Stem Cell Research Initiative Research

Professor Kidson formed the UCT Stem Cell Initiative with Dr Robea Ballo and Professor Jacquie Greenberg from Human Genetics, UCT. Their expertise in disease modelling “in a dish” using human induced pluripotent stem (hiPS) cells, mesenchymal stem cells and mouse embryonic stem cells is shared with researchers at UCT and further afield who wish to investigate and understand specific diseases at a cellular and molecular level.

Current Research

iPS cell technology can be used to identify tissues that are critical for modelling disease in a culture dish and which would ultimately help define the physiological phenotype being investigated. Reprogramming a somatic cell into an iPS cell and back to a differentiated cell requires relatively few manipulations (Figure 1). The induction of pluripotency in a somatic cell is brought about by the uptake of reprogramming factors, such as Oct3/4, Sox2, Klf4 and c-Myc, which leads to a number of changes, including changes in physical structure, gene expression and proliferative ability. The differentiation process requires the introduction of factors required to force the iPS cells along a lineage of a specific target cell type. The target cells can be used to create disease models in a cell culture dish.

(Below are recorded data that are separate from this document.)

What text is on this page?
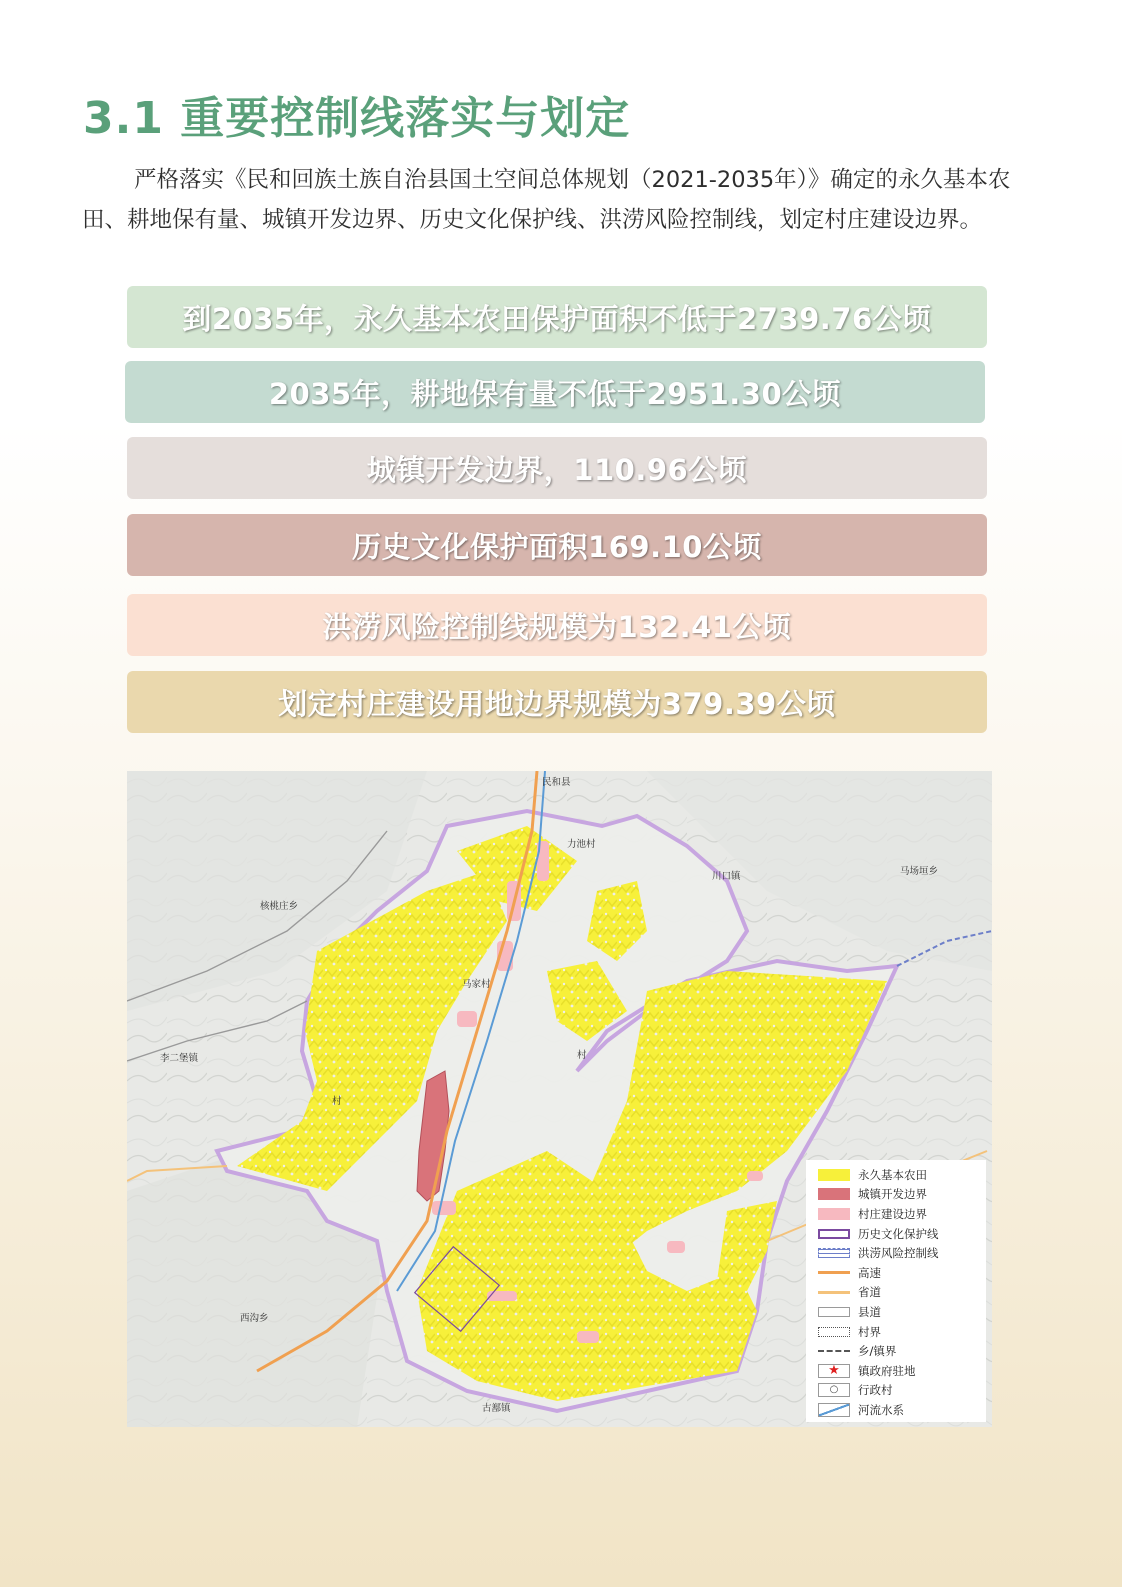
3.1 重要控制线落实与划定

严格落实《民和回族土族自治县国土空间总体规划（2021-2035年）》确定的永久基本农田、耕地保有量、城镇开发边界、历史文化保护线、洪涝风险控制线，划定村庄建设边界。

到2035年，永久基本农田保护面积不低于2739.76公顷
2035年，耕地保有量不低于2951.30公顷
城镇开发边界，110.96公顷
历史文化保护面积169.10公顷
洪涝风险控制线规模为132.41公顷
划定村庄建设用地边界规模为379.39公顷
民和县
川口镇	马场垣乡
核桃庄乡
李二堡镇
西沟乡
古鄯镇
力池村
马家村
村
村
永久基本农田
城镇开发边界
村庄建设边界
历史文化保护线
洪涝风险控制线
高速
省道
县道
村界
乡/镇界
★	镇政府驻地
○	行政村
河流水系
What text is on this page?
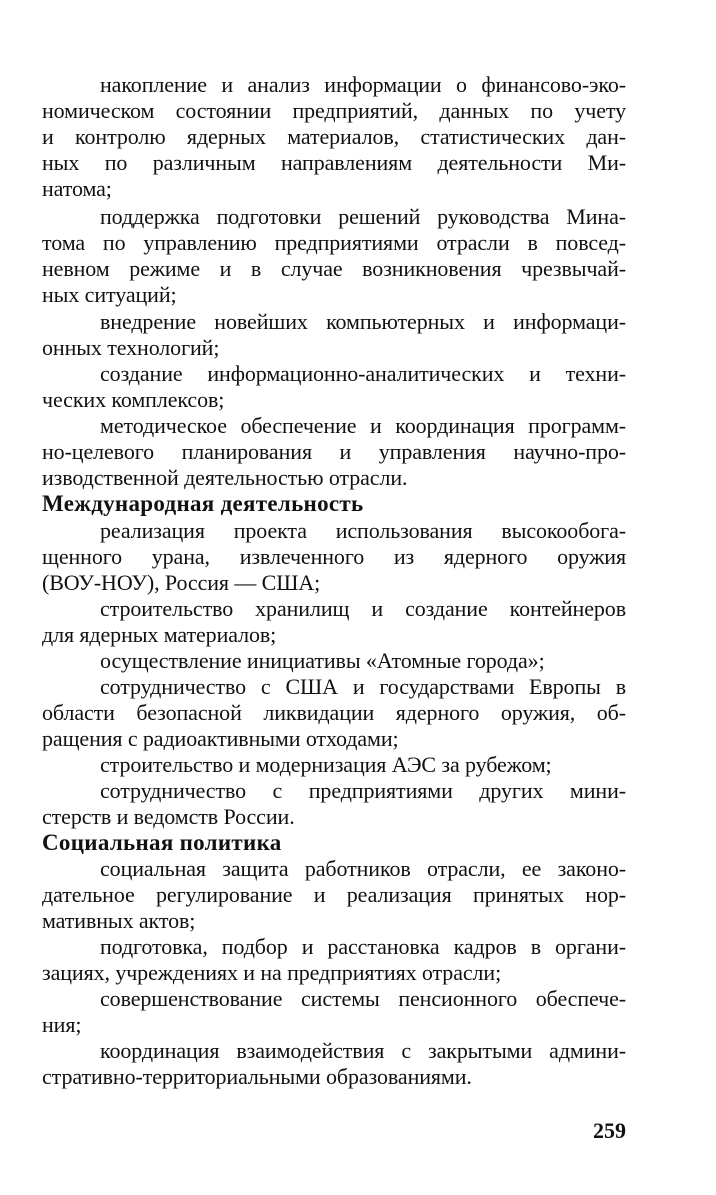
накопление и анализ информации о финансово-эко-

номическом состоянии предприятий, данных по учету

и контролю ядерных материалов, статистических дан-

ных по различным направлениям деятельности Ми-

натома;

поддержка подготовки решений руководства Мина-

тома по управлению предприятиями отрасли в повсед-

невном режиме и в случае возникновения чрезвычай-

ных ситуаций;

внедрение новейших компьютерных и информаци-

онных технологий;

создание информационно-аналитических и техни-

ческих комплексов;

методическое обеспечение и координация программ-

но-целевого планирования и управления научно-про-

изводственной деятельностью отрасли.

Международная деятельность

реализация проекта использования высокообога-

щенного урана, извлеченного из ядерного оружия

(ВОУ-НОУ), Россия — США;

строительство хранилищ и создание контейнеров

для ядерных материалов;

осуществление инициативы «Атомные города»;

сотрудничество с США и государствами Европы в

области безопасной ликвидации ядерного оружия, об-

ращения с радиоактивными отходами;

строительство и модернизация АЭС за рубежом;

сотрудничество с предприятиями других мини-

стерств и ведомств России.

Социальная политика

социальная защита работников отрасли, ее законо-

дательное регулирование и реализация принятых нор-

мативных актов;

подготовка, подбор и расстановка кадров в органи-

зациях, учреждениях и на предприятиях отрасли;

совершенствование системы пенсионного обеспече-

ния;

координация взаимодействия с закрытыми админи-

стративно-территориальными образованиями.

259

Dr Ballo spent time in the laboratories of two collaborators at the University of Oxford (Dr Sally Cowley and Professor Matthew Wood) where she developed her expertise in generating iPS cells. iPS cell work is routinely conducted in the UCT facility and the technology has been and is currently the basis of a number of PhD theses in both human genetics (Dr Lauren Watson and Dr Danielle Smith) and cell biology (Ms Dimakatso Gumede and Ms Sylvia Kamanzi-wa). Thus far, the spectrum of cells that have been generated by our students have been neurons, photoreceptors and retinal pigment epithelium for spinocerebellar ataxia type 7 and  iPS cell-derived mesenchymal cells, adipocytes and cartilage for conditions such as hereditary fibrosing poikiloderma and Mseleni Joint Disease.

A. iPS cell modelling for Spinocerebellar ataxia type 7, hereditary fibrosing poikiloderma and Mseleni Joint disease.

Spinocerebellar ataxia type 7: Collaboration with Prof Jacquie Greenberg, Dept of Human Genetics, UCT

i) Disease modelling of the Retinal pigment epithelium using iPSc technology (Mrs S Kamanzi-wa, Walter Sisulu University)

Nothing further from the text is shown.